There is one good practice if you decide use randjump. Call it only once do produce the required generators. Consecutive uses of randjump based on the same random number generator can give surprising results. In order to understand the reason for this approach consider the following example:

julia> srand(1)
MersenneTwister(UInt32[0x00000001], Base.dSFMT.DSFMT_state(Int32[1749029653, 1072851681, 1610647787, 1072862326, 1841712345, 1073426746, -198061126, 1073322060, -156153802, 1073567984  …  1977574422, 1073209915, 278919868, 1072835605, 1290372147, 18858467, 1815133874, -1716870370, 382, 0]), [1.23603, 1.34652, 1.31271, 1.00791, 1.48861, 1.21097, 1.95192, 1.9999, 1.25166, 1.98667  …  1.1489, 1.77623, 1.16774, 1.00214, 1.46738, 1.03244, 1.36938, 1.75271, 1.43027, 1.71293], 382)

julia> rand(100);

julia> x = randjump(Base.GLOBAL_RNG, 2)
2-element Array{MersenneTwister,1}:
 MersenneTwister(UInt32[0x00000001], Base.dSFMT.DSFMT_state(Int32[-423222098, 1072940746, 1823958146, 1073056597, 94617959, 1073021145, 2081944769, 1072701541, -1344696523, 1073205595  …  -1005791883, 1073144418, 24484970, 1073440808, 1370926729, 1336278534, -1527371338, -19485865, 382, 0]), [1.23603, 1.34652, 1.31271, 1.00791, 1.48861, 1.21097, 1.95192, 1.9999, 1.25166, 1.98667  …
  1.1489, 1.77623, 1.16774, 1.00214, 1.46738, 1.03244, 1.36938, 1.75271, 1.43027, 1.71293], 100)
 MersenneTwister(UInt32[0x00000001], Base.dSFMT.DSFMT_state(Int32[2095040610, 1073104849, 93118390, 1073625566, 1967429533, 1073003175, -889983042, 1073278562, 29166119, 1073602896  …  1102161927, 1072737217, -1901932835, 1073559995, 1843649418, -1848103721, -1079494630, -1219397333, 382, 0]), [0.0, 0.0, 0.0, 0.0, 0.0, 0.0, 0.0, 0.0, 0.0, 0.0  …  0.0, 0.0, 0.0, 0.0, 0.0, 0.0, 0.0, 0.0, 0.0, 0.0], 382)

julia> rand();

julia> y = randjump(Base.GLOBAL_RNG, 2)
2-element Array{MersenneTwister,1}:
 MersenneTwister(UInt32[0x00000001], Base.dSFMT.DSFMT_state(Int32[-423222098, 1072940746, 1823958146, 1073056597, 94617959, 1073021145, 2081944769, 1072701541, -1344696523, 1073205595  …  -1005791883, 1073144418, 24484970, 1073440808, 1370926729, 1336278534, -1527371338, -19485865, 382, 0]), [1.23603, 1.34652, 1.31271, 1.00791, 1.48861, 1.21097, 1.95192, 1.9999, 1.25166, 1.98667  …
  1.1489, 1.77623, 1.16774, 1.00214, 1.46738, 1.03244, 1.36938, 1.75271, 1.43027, 1.71293], 101)
 MersenneTwister(UInt32[0x00000001], Base.dSFMT.DSFMT_state(Int32[2095040610, 1073104849, 93118390, 1073625566, 1967429533, 1073003175, -889983042, 1073278562, 29166119, 1073602896  …  1102161927, 1072737217, -1901932835, 1073559995, 1843649418, -1848103721, -1079494630, -1219397333, 382, 0]), [0.0, 0.0, 0.0, 0.0, 0.0, 0.0, 0.0, 0.0, 0.0, 0.0  …  0.0, 0.0, 0.0, 0.0, 0.0, 0.0, 0.0, 0.0, 0.0, 0.0], 382)

julia> x[1] === y[1]
true

julia> x[2] === y[2]
false

julia> x[2] == y[2]
true

What do we learn from it:

  • The first element of a vector of random number generators returned by randjump is simply its first argument – we can see it because x[1] === y[1] is true.
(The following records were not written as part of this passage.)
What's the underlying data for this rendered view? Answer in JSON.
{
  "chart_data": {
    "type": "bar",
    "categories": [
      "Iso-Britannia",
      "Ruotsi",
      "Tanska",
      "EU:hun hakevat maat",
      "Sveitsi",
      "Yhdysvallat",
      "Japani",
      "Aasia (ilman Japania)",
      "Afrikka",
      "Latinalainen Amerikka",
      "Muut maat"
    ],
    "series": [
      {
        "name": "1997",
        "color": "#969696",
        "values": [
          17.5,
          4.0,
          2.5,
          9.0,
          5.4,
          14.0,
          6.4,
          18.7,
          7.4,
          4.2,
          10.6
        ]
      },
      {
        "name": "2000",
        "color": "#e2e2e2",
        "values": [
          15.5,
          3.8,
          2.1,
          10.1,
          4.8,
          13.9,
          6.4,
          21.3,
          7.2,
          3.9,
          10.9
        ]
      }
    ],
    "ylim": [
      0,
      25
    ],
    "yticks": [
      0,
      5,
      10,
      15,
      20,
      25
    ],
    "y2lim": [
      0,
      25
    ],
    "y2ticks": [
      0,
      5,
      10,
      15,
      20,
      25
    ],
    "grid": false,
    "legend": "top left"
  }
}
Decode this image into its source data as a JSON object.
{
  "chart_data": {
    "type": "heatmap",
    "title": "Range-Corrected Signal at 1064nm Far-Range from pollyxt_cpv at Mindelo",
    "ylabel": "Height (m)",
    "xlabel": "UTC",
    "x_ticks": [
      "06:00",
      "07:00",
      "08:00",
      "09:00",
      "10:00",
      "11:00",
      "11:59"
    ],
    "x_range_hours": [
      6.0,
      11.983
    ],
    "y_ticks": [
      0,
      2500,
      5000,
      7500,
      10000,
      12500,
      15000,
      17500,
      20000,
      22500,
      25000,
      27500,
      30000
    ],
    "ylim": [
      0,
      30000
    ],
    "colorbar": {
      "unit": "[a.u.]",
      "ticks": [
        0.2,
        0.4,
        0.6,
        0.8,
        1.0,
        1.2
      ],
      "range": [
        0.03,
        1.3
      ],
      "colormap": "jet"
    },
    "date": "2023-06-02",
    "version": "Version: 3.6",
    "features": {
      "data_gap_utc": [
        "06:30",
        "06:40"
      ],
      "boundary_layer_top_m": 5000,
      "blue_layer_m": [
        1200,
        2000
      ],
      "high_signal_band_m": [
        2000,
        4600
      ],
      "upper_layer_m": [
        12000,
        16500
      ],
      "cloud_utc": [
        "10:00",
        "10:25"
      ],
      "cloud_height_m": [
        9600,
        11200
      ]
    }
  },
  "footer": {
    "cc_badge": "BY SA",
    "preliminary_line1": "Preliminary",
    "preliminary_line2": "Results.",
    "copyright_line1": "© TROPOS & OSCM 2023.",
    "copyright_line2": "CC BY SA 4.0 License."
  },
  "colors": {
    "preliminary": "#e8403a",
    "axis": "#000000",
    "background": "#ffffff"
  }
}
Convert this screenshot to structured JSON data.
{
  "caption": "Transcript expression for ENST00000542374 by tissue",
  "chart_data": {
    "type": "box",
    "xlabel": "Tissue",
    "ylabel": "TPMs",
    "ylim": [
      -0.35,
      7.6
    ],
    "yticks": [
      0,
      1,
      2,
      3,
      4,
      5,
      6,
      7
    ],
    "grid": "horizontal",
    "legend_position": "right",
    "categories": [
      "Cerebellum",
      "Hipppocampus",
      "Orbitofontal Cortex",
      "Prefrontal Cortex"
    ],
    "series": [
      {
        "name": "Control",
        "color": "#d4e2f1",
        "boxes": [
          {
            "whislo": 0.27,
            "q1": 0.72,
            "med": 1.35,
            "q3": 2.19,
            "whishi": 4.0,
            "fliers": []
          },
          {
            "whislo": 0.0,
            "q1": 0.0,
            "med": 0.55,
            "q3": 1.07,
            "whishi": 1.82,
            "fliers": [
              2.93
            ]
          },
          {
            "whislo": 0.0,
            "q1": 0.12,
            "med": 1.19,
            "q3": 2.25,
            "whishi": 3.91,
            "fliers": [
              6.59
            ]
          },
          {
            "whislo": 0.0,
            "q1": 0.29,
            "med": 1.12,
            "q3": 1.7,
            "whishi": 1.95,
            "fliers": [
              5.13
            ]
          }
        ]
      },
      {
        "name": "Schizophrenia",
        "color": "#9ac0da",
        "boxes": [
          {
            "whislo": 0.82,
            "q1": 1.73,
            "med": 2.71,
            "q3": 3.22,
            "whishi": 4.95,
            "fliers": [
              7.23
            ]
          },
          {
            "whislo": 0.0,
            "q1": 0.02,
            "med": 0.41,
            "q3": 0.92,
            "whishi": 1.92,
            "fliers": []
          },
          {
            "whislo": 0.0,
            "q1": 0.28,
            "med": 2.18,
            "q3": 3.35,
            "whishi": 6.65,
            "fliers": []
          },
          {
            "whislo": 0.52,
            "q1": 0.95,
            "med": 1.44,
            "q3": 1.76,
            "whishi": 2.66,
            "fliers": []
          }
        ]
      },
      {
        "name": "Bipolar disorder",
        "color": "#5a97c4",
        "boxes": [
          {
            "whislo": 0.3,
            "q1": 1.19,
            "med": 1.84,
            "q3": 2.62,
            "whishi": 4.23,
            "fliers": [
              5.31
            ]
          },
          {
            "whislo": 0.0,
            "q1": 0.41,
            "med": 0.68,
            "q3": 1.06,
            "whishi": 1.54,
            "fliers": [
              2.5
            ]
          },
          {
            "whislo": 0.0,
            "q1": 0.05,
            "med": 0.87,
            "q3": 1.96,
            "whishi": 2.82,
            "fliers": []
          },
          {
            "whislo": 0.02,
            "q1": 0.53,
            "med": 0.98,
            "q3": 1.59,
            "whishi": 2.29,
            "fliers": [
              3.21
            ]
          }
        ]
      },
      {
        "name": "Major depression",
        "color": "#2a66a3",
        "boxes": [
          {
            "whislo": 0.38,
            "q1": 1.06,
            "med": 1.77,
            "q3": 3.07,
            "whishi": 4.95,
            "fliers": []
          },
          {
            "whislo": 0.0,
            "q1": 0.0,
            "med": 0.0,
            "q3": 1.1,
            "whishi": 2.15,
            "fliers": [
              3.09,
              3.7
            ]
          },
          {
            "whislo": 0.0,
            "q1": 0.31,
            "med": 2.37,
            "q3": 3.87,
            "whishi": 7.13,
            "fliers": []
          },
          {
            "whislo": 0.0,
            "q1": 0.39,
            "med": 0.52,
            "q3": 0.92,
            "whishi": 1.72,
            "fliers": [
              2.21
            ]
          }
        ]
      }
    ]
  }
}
No copying or jumping ahead is done.
  • Even though we have produced one random sample after creating x and before creating y (thus the state of Base.GLOBAL_RNG was not identical) the second elements of x and y have the same state, which can be seen by testing x[2] == y[2] (although they do not point to the same generator as x[2] === y[2] is false); the reason for this is that rand in Julia generates random numbers in batches of 382 size and calling rand() once in our case did not trigger the generation of the next batch of random numbers. So even though the state of Base.GLOBAL_RNG when generating x and y was not identical the internal state of Mersenne Twister generator was (it can be checked using Base.GLOBAL_RNG.state).
In short – it is safest not to call randjump several times in the same code.